The UCLA Neuroscience & Genetics Research Center on the UCLA campus. Photo by John Schreiber.
The UCLA medical campus. Photo by John Schreiber.

UC Irvine and UCLA researchers will form a stem cell clinic, thanks to an $8 million state grant awarded Thursday.

The five-year grant from the California Institute of Regenerative Medicine will be used to establish an Alpha Stem Cell Clinic, part of a network established by the California Institute for Regenerative Medicine.

Clinical trials will be done at the research center.

“UCI has established a strong preclinical stem cell research program, and it’s vital to move ahead to the clinical testing phase,” said Sidney Golub, director of UCI’s Sue & Bill Gross Stem Cell Research Center. “To advance treatments in this field, we all have to work together, and that’s what the UCI-UCLA Alpha Stem Cell Clinic program represents.”

The first test will involve gene therapy for “bubble baby disease,” also known as severe combined immune deficiency in which infants have virtually no immune system.

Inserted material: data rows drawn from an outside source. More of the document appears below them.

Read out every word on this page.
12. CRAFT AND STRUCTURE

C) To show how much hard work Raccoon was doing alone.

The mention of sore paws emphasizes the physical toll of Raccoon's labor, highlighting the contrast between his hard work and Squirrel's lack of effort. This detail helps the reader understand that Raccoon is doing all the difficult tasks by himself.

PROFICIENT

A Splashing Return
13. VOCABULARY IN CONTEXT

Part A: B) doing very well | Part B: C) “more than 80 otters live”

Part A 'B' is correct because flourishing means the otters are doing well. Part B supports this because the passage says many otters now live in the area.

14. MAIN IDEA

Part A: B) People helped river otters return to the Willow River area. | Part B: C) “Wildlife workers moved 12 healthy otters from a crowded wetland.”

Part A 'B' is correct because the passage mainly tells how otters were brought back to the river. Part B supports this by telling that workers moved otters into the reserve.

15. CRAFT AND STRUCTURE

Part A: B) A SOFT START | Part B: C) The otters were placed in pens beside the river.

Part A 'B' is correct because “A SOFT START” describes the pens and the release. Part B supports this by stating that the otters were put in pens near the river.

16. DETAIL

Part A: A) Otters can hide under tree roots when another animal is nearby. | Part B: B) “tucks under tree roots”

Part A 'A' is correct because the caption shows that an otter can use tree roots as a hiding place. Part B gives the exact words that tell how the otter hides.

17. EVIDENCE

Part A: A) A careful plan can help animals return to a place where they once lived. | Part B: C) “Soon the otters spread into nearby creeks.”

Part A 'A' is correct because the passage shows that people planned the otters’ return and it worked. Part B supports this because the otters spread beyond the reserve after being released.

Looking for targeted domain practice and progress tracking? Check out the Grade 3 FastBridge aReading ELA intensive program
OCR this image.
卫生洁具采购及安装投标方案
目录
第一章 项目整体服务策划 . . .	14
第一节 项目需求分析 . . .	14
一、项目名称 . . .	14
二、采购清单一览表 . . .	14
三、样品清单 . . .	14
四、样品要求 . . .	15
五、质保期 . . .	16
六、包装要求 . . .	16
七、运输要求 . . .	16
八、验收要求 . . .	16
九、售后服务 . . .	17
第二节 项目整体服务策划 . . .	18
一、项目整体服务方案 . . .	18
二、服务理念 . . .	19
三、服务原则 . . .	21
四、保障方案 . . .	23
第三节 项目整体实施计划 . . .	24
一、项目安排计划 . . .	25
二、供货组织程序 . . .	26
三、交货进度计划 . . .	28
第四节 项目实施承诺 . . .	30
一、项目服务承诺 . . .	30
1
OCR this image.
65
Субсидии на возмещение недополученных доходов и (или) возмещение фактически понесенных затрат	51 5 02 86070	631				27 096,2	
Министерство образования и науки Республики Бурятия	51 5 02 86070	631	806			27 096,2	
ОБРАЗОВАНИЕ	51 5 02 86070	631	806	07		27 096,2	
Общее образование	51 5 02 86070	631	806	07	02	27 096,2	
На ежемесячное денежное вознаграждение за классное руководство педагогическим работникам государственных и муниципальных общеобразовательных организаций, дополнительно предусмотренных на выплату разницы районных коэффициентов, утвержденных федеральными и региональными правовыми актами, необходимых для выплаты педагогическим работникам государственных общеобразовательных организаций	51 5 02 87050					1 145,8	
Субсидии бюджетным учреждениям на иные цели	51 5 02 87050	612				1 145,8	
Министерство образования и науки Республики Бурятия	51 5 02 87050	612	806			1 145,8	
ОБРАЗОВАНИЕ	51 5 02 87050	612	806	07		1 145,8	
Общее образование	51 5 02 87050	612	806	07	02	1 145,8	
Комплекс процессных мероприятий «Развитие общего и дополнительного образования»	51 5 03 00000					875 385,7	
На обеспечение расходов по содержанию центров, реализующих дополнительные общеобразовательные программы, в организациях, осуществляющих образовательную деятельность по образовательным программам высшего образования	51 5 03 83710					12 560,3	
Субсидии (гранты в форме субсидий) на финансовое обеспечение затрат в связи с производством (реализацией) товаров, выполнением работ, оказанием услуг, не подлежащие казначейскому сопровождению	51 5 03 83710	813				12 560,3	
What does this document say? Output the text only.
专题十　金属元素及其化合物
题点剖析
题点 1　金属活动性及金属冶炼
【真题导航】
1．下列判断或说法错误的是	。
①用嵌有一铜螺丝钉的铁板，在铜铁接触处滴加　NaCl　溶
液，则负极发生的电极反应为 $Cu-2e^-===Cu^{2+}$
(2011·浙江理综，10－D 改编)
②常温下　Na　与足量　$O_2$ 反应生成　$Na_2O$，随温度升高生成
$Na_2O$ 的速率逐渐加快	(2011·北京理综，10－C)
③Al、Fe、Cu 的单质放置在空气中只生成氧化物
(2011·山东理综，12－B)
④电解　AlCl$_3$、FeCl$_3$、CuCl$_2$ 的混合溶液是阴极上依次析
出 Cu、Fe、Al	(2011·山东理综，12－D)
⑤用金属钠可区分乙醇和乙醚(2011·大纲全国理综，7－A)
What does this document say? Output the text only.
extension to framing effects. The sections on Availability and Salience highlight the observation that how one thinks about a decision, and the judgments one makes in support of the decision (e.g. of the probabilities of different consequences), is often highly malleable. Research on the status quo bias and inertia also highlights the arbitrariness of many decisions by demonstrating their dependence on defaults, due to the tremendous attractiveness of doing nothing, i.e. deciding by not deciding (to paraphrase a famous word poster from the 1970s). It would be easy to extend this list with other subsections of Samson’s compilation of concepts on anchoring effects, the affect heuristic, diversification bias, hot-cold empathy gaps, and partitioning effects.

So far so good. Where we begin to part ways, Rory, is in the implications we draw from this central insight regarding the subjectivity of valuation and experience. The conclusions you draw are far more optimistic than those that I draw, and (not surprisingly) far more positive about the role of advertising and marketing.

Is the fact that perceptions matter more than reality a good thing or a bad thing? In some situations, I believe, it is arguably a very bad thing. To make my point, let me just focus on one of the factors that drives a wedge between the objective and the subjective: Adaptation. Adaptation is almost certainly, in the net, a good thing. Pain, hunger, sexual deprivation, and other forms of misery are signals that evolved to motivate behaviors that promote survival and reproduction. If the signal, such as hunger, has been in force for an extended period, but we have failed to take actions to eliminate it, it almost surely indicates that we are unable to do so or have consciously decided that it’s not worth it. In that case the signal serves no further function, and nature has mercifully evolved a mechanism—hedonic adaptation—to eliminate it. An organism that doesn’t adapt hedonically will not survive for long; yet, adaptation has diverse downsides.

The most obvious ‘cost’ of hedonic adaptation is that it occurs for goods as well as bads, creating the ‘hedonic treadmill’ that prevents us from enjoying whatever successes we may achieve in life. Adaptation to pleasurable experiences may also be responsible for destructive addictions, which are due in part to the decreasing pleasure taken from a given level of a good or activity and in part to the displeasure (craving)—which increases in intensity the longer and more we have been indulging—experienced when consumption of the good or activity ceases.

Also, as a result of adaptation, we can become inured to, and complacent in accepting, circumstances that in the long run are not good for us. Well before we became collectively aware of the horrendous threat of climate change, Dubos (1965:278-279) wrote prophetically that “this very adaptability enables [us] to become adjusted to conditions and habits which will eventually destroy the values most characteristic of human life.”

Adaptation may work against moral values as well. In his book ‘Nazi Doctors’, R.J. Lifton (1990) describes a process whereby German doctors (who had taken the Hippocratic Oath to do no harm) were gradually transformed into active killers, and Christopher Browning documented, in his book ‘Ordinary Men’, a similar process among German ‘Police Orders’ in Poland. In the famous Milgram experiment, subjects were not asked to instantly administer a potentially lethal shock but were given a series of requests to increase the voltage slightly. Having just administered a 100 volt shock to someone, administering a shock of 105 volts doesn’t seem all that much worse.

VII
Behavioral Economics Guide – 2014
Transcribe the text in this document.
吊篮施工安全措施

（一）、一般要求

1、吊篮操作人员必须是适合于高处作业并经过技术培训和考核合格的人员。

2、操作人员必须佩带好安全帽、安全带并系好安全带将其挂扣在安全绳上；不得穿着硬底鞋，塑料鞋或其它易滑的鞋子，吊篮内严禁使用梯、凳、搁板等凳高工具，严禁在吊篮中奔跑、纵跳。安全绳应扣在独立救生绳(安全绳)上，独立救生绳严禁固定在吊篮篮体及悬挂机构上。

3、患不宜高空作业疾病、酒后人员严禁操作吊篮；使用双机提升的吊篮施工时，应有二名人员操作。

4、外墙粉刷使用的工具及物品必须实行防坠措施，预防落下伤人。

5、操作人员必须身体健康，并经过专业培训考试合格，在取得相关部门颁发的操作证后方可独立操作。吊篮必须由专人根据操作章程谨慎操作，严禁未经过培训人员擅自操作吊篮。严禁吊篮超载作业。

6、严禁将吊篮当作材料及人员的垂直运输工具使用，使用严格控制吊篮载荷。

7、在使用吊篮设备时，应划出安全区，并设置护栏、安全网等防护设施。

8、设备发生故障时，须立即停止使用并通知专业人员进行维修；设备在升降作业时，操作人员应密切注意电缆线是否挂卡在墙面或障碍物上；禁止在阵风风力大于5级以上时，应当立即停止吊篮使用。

“Stem cell therapies are a new way of treating disease,” said C. Randal Mills, president and chief executive of the California Institute of Regenerative Medicine. “Instead of managing symptoms, cellular medicine has the power to replace or regenerate damaged tissues and organs. And so we need to explore new and innovative ways of accelerating clinical research with stem cells. That is what we hope these Alpha Stem Cell clinics will accomplish.”

The $8 million grant for the UCI-UCLA partnership was one of three awarded by the state agency today.